Recent moves add context. SpaceX acquired xAI earlier this year. The deal valued the combined entity at $1.25 trillion. xAI’s Grok models now sit alongside Starlink and Starship priorities. Colossus 1, the Memphis supercomputer with over 220,000 Nvidia GPUs, just struck a deal to supply all its capacity to Anthropic. The Wall Street Journal reported the arrangement. It boosts Claude AI while highlighting near-term reliance on Nvidia. Terafab represents the long play for self-sufficiency.
Power demands alone raise questions. One terawatt of annual compute output requires enormous electricity, water and infrastructure. Grimes County hearings will test local support. Tax breaks could ease the burden. Still, execution challenges loom. Process technology at 14A remains unfinished. Yield ramps take years. Supply chains for rare materials and equipment face global constraints.
But Musk’s track record mixes bold promises with delivered results. Starship development faced repeated explosions before orbital success. Tesla scaled EV production against doubters. Terafab follows the pattern. Short-term, his companies buy Nvidia chips and partner where needed. Long-term, control over silicon could unlock advantages in autonomy, satellite intelligence and space-based training clusters.

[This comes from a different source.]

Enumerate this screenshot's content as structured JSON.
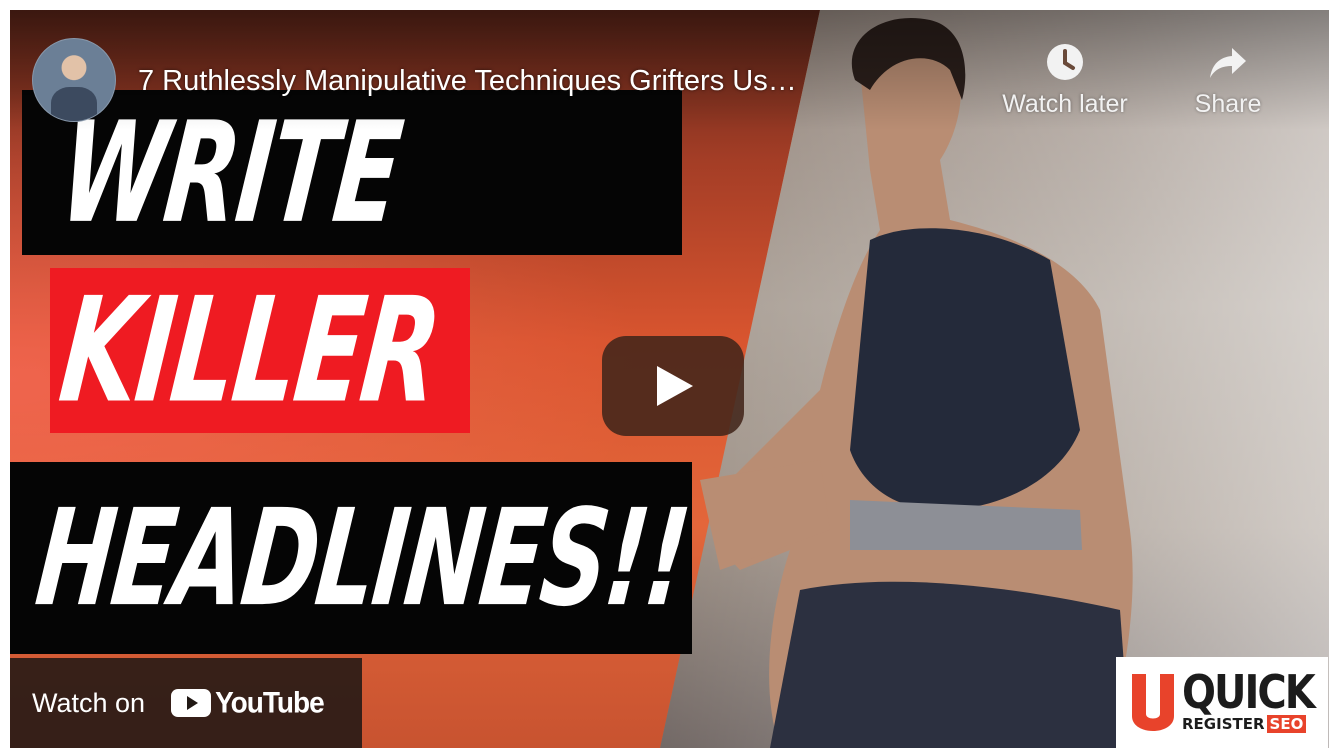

Industry watchers note the timing. AI model sizes continue to grow. Training runs consume ever more flops. Hyperscalers and startups alike scramble for GPUs. A new domestic source at this scale would ease pressure on TSMC and broaden U.S. manufacturing capacity. Success might pressure other tech giants to pursue similar vertical moves. Failure would burn capital at epic scale.
So far the project stays on paper. No groundbreaking date appears in filings. Production timelines remain vague, with small-batch AI chips possibly arriving in 2026 or later. Yet the $55 billion commitment already shifts conversations. It positions SpaceX not just as a launch provider but as an AI infrastructure heavyweight. Orbital data centers sound like science fiction today. With Terafab, Musk bets they become inevitable.
Recent coverage reinforces the momentum. Reuters emphasized the boost to domestic semiconductor output and reduced reliance on foreign foundries. The Verge connected it to Musk’s earlier statements on compute shortages. The Verge noted ambitions for 200 gigawatts of terrestrial compute alongside the terawatt space goal. Intel’s involvement adds technical credibility that pure in-house efforts might lack.
Critics point to overreach. SpaceX’s core business demands focus on reusable rockets and constellation growth. Diverting executive attention and capital to fabs carries opportunity costs. The merged xAI entity faces scrutiny ahead of IPO. Investors will weigh these hardware bets against proven revenue streams from launches and Starlink subscriptions.
Still, the logic holds for Musk. Chips power every major initiative. Autonomy needs inference at the edge. Satellites require onboard intelligence. Future AI training in space could exploit unlimited solar energy and radiative cooling. Terafab becomes the enabler. Without it, ambitions stall at the silicon bottleneck.
The coming months will clarify next steps. Public hearings, detailed blueprints and supplier contracts will follow. For now, the filing alone signals a new chapter. Musk isn’t asking for faster chips from existing makers. He’s preparing to make them himself. At a cost that matches the scale of his dreams.